Oh, hey, here’s a real thing that’s happening in Mary Worth: neglected little Olive is, we are told in the words of the omniscient narration box, literally receiving a revelation from a shining angel of the Lord. I mean, sure, we could’ve dismissed the pagan vision of flower fairies as just being a product of an overactive imagination, but this seems pretty straightforward: Olive is the instrument of God on Earth, come to deliver us His message. The main drama of this storyline will thus be Mary’s seething resentment over not being the Chosen One. One assumes that she will eventually take on the role of St. Paul to Olive’s Jesus, doing the work to found an organization and massaging the original message to her liking once the Prophet has been conveniently taken out of the picture.

Beetle Bailey, 6/18/14

On first reading this thoroughly baffling strip, I guessed that “Queen of Hurleyburg” was some kind of archaic idiomatic phrase describing a stuck-up person, like “Queen of Sheba,” that would be familiar to the 70-and-up crowd that makes up Beetle Bailey’s core readership. But “Queen of Hurleyburg” resulted in zero Google hits; instead, it seems (according to this four-year-old Usenet discussion thread) that Hurleyburg is the town that is immediately outside the gates of Camp Swampy, and, though I would have thought it was under the jurisdiction of the United States, it has apparently set itself up as an independent monarchy. General Halftrack is now on foreign soil, and without a status of forces agreement in place between the U.S. and Hurleyburg, he may find himself quickly tried and summarily executed for lèse-majesté.

Apartment 3-G, 6/18/14

Because I read the comics so you don’t have to, I went back and checked: we haven’t seen Tommie since June 6, haven’t seen Margo since May 10, and haven’t seen Lu Ann since April 29. Will any of the inhabitants of the titular Apartment 3-G ever appear again?
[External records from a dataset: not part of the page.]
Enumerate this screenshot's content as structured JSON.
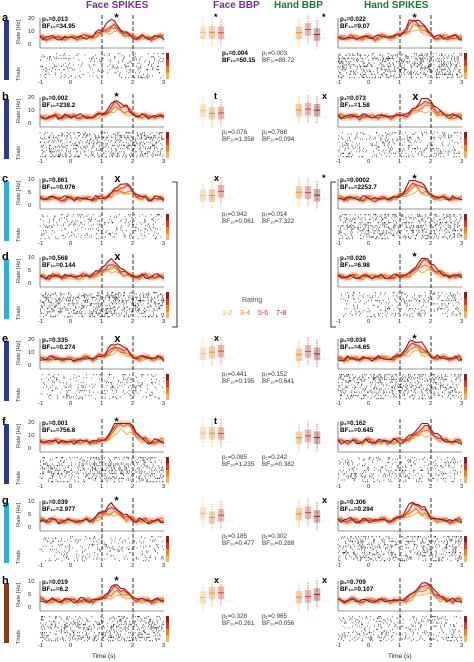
{
  "headers": {
    "face_spikes": "Face SPIKES",
    "face_bbp": "Face BBP",
    "hand_bbp": "Hand BBP",
    "hand_spikes": "Hand SPIKES"
  },
  "panel_labels": [
    "a",
    "b",
    "c",
    "d",
    "e",
    "f",
    "g",
    "h"
  ],
  "axis": {
    "rate_label": "Rate [Hz]",
    "trials_label": "Trials",
    "time_label": "Time (s)",
    "time_ticks": [
      "-1",
      "0",
      "1",
      "2",
      "3"
    ]
  },
  "rate_ticks": {
    "a": [
      "20",
      "10",
      "0"
    ],
    "b": [
      "20",
      "10",
      "0"
    ],
    "c": [
      "10",
      "5",
      "0"
    ],
    "d": [
      "10",
      "5",
      "0"
    ],
    "e": [
      "20",
      "10",
      "0"
    ],
    "f": [
      "20",
      "10",
      "0"
    ],
    "g": [
      "10",
      "5",
      "0"
    ],
    "h": [
      "10",
      "5",
      "0"
    ]
  },
  "legend": {
    "title": "Rating",
    "items": [
      {
        "label": "1-2",
        "color": "#f4a340"
      },
      {
        "label": "3-4",
        "color": "#e8831e"
      },
      {
        "label": "5-6",
        "color": "#d63a2a"
      },
      {
        "label": "7-8",
        "color": "#8f1b1b"
      }
    ]
  },
  "stats": {
    "a": {
      "face_spikes": [
        "p₁=0.013",
        "BF₁₀=34.95"
      ],
      "face_bbp": [
        "p₁=0.004",
        "BF₁₀=50.15"
      ],
      "hand_bbp": [
        "p₁=0.003",
        "BF₁₀=89.72"
      ],
      "hand_spikes": [
        "p₁=0.022",
        "BF₁₀=9.07"
      ]
    },
    "b": {
      "face_spikes": [
        "p₁=0.002",
        "BF₁₀=238.2"
      ],
      "face_bbp": [
        "p₁=0.078",
        "BF₁₀=1.358"
      ],
      "hand_bbp": [
        "p₁=0.768",
        "BF₁₀=0.094"
      ],
      "hand_spikes": [
        "p₁=0.073",
        "BF₁₀=1.58"
      ]
    },
    "c": {
      "face_spikes": [
        "p₁=0.861",
        "BF₁₀=0.076"
      ],
      "face_bbp": [
        "p₁=0.942",
        "BF₁₀=0.061"
      ],
      "hand_bbp": [
        "p₁=0.014",
        "BF₁₀=7.322"
      ],
      "hand_spikes": [
        "p₁=0.0002",
        "BF₁₀=2253.7"
      ]
    },
    "d": {
      "face_spikes": [
        "p₁=0.568",
        "BF₁₀=0.144"
      ],
      "hand_spikes": [
        "p₁=0.020",
        "BF₁₀=6.98"
      ]
    },
    "e": {
      "face_spikes": [
        "p₁=0.335",
        "BF₁₀=0.274"
      ],
      "face_bbp": [
        "p₁=0.441",
        "BF₁₀=0.195"
      ],
      "hand_bbp": [
        "p₁=0.152",
        "BF₁₀=0.641"
      ],
      "hand_spikes": [
        "p₁=0.034",
        "BF₁₀=4.65"
      ]
    },
    "f": {
      "face_spikes": [
        "p₁=0.001",
        "BF₁₀=756.8"
      ],
      "face_bbp": [
        "p₁=0.085",
        "BF₁₀=1.235"
      ],
      "hand_bbp": [
        "p₁=0.242",
        "BF₁₀=0.382"
      ],
      "hand_spikes": [
        "p₁=0.162",
        "BF₁₀=0.645"
      ]
    },
    "g": {
      "face_spikes": [
        "p₁=0.039",
        "BF₁₀=2.977"
      ],
      "face_bbp": [
        "p₁=0.185",
        "BF₁₀=0.477"
      ],
      "hand_bbp": [
        "p₁=0.302",
        "BF₁₀=0.288"
      ],
      "hand_spikes": [
        "p₁=0.306",
        "BF₁₀=0.294"
      ]
    },
    "h": {
      "face_spikes": [
        "p₁=0.019",
        "BF₁₀=6.2"
      ],
      "face_bbp": [
        "p₁=0.328",
        "BF₁₀=0.261"
      ],
      "hand_bbp": [
        "p₁=0.965",
        "BF₁₀=0.056"
      ],
      "hand_spikes": [
        "p₁=0.709",
        "BF₁₀=0.107"
      ]
    }
  },
  "colors": {
    "orange": "#e8831e",
    "light_orange": "#f4b36a",
    "red": "#d63a2a",
    "dark_red": "#8f1b1b",
    "purple": "#7b2f8e",
    "green": "#1e7a2e",
    "unit_dark_blue": "#2b3a8f",
    "unit_cyan": "#2ab0d6",
    "unit_brown": "#8b3a1a"
  }
}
Will they eventually fade into the strip’s history, making occasional appearances like Barney Google in the strip that still bears his name, while the main drama focuses entirely on Carol, and her love for absent Jack, and her sidekick Freddy who is a … possum? Let’s say possum.

B.C., 6/18/14

Unlike Mary Worth, B.C. does not see employee-employer relationships as mutually beneficial.